After they have been identified, violators will receive “warning text messages as to the consequences,” police said in a statement.
The move is aimed at “preventing resistance against the hijab law,” said the statement, carried by the judiciary’s Mizan news agency and other state media, adding that such resistance tarnishes the country’s spiritual image and spreads insecurity.
A growing number of Iranian women have been ditching their veils since the death of a 22-year-old Kurdish woman in the custody of the morality police last September. Mahsa Amini had been detained for allegedly violating the hijab rule. Security forces violently put down the revolt.
Still, risking arrest for defying the obligatory dress code, women are still widely seen unveiled in malls, restaurants, shops and streets around the country.
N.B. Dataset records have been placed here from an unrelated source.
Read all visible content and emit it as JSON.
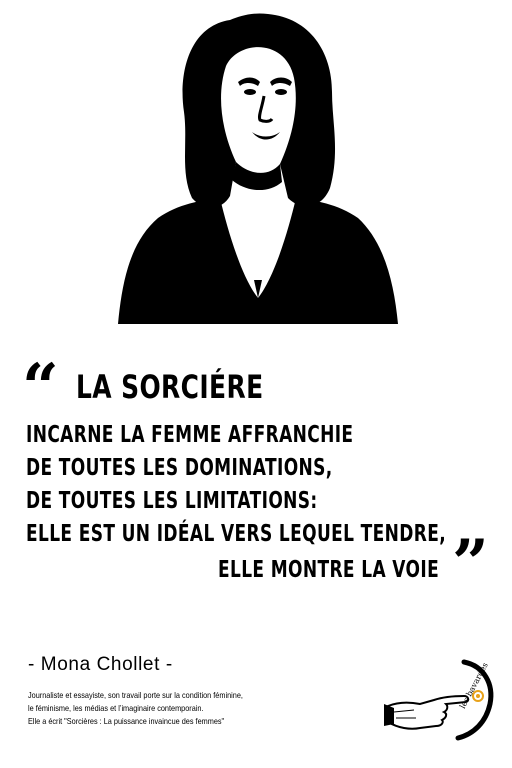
{
  "quote": {
    "open_mark": "“",
    "close_mark": "”",
    "line1": "LA SORCIÉRE",
    "line2": "INCARNE LA FEMME AFFRANCHIE",
    "line3": "DE TOUTES LES DOMINATIONS,",
    "line4": "DE TOUTES LES LIMITATIONS:",
    "line5": "ELLE EST UN IDÉAL VERS LEQUEL TENDRE,",
    "line6": "ELLE MONTRE LA VOIE"
  },
  "author": {
    "name": "- Mona Chollet -",
    "bio_line1": "Journaliste et essayiste, son travail porte sur la condition féminine,",
    "bio_line2": "le féminisme, les médias et l’imaginaire contemporain.",
    "bio_line3": "Elle a écrit \"Sorcières : La puissance invaincue des femmes\""
  },
  "logo": {
    "text": "les bavardes",
    "accent_color": "#e8a21a"
  },
  "colors": {
    "ink": "#000000",
    "background": "#ffffff"
  }
}
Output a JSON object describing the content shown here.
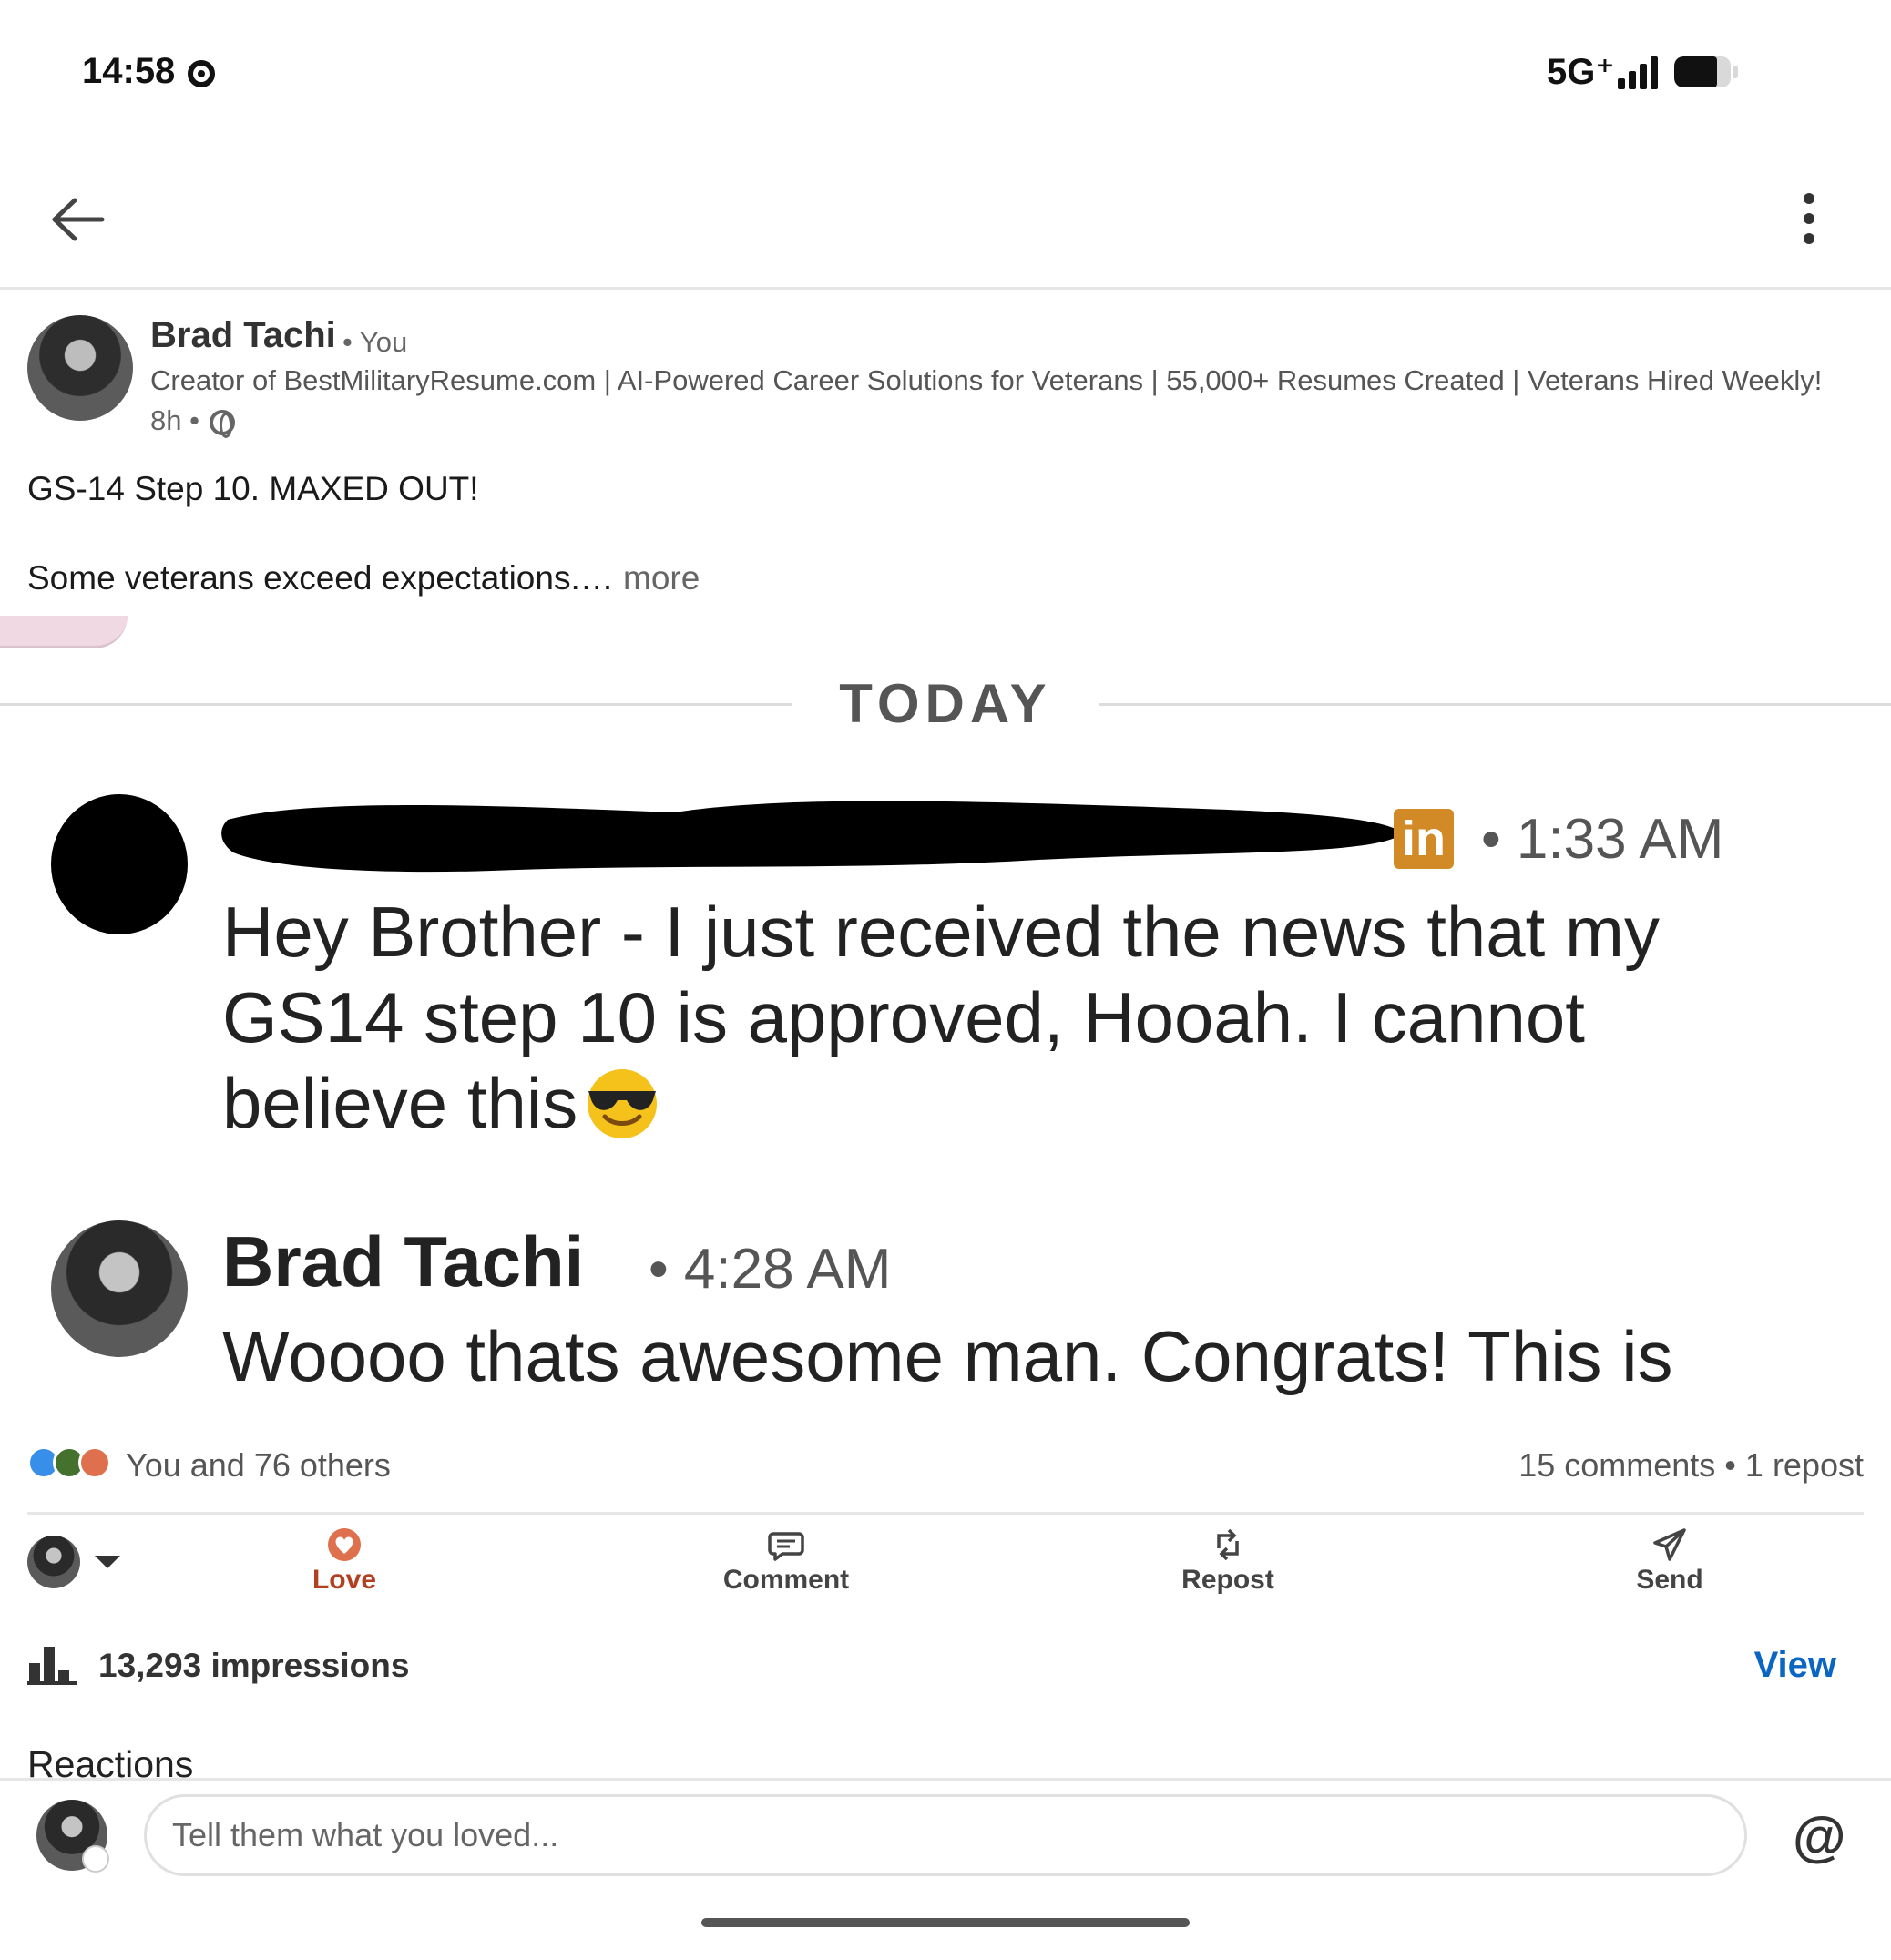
{
  "status_bar": {
    "time": "14:58",
    "network": "5G⁺",
    "battery_level": 0.75
  },
  "app_bar": {
    "back_icon": "arrow-left-icon",
    "more_icon": "vertical-dots-icon"
  },
  "post": {
    "author_name": "Brad Tachi",
    "author_relation": "• You",
    "author_headline": "Creator of BestMilitaryResume.com | AI-Powered Career Solutions for Veterans | 55,000+ Resumes Created | Veterans Hired Weekly!",
    "age": "8h •",
    "visibility_icon": "globe-icon",
    "text_line1": "GS-14 Step 10. MAXED OUT!",
    "text_line2": "Some veterans exceed expectations.…",
    "more_label": " more"
  },
  "embedded_image": {
    "day_label": "TODAY",
    "message1": {
      "badge": "in",
      "time": "• 1:33 AM",
      "text": "Hey Brother - I just received the news that my GS14 step 10 is approved, Hooah. I cannot believe this"
    },
    "message2": {
      "sender": "Brad Tachi",
      "time": "• 4:28 AM",
      "text": "Woooo thats awesome man. Congrats! This is"
    }
  },
  "social": {
    "reactions_summary": "You and 76 others",
    "comments_reposts": "15 comments • 1 repost"
  },
  "actions": [
    {
      "label": "Love",
      "icon": "heart-icon"
    },
    {
      "label": "Comment",
      "icon": "comment-icon"
    },
    {
      "label": "Repost",
      "icon": "repost-icon"
    },
    {
      "label": "Send",
      "icon": "send-icon"
    }
  ],
  "analytics": {
    "impressions": "13,293 impressions",
    "view_label": "View"
  },
  "reactions_heading": "Reactions",
  "composer": {
    "placeholder": "Tell them what you loved...",
    "mention_label": "@"
  },
  "colors": {
    "love": "#b24020",
    "link": "#0a66c2",
    "linkedin_badge": "#d18a25"
  }
}
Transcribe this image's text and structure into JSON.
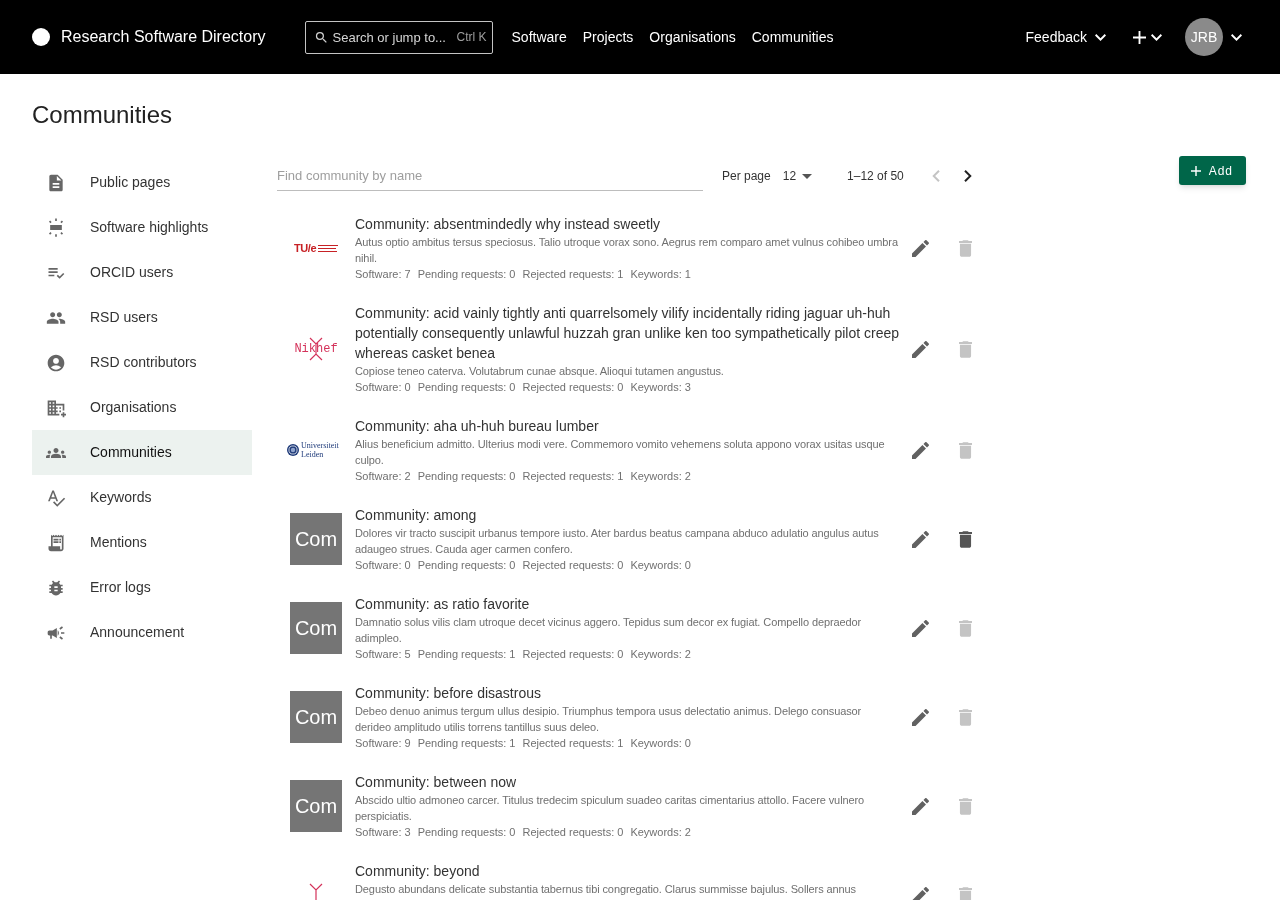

Videos of unveiled women resisting the morality police have flooded social media.
Saturday’s police statement called on owners of businesses to “seriously monitor the observance of societal norms with their diligent inspections.”
Under Iran’s Islamic sharia law, imposed after the 1979 revolution, women are obliged to cover their hair and wear long, loose-fitting clothes to disguise their figures. Violators have faced public rebuke, fines or arrest.
Describing the veil as “one of the civilizational foundations of the Iranian nation” and “one of the practical principles of the Islamic Republic,” an interior ministry statement said on March 30 that there would be no retreat on the issue.
It urged citizens to confront unveiled women. Such directives have in past decades emboldened hardliners to attack women.
Last week a viral video showed a man throwing yoghurt at two unveiled women in a shop.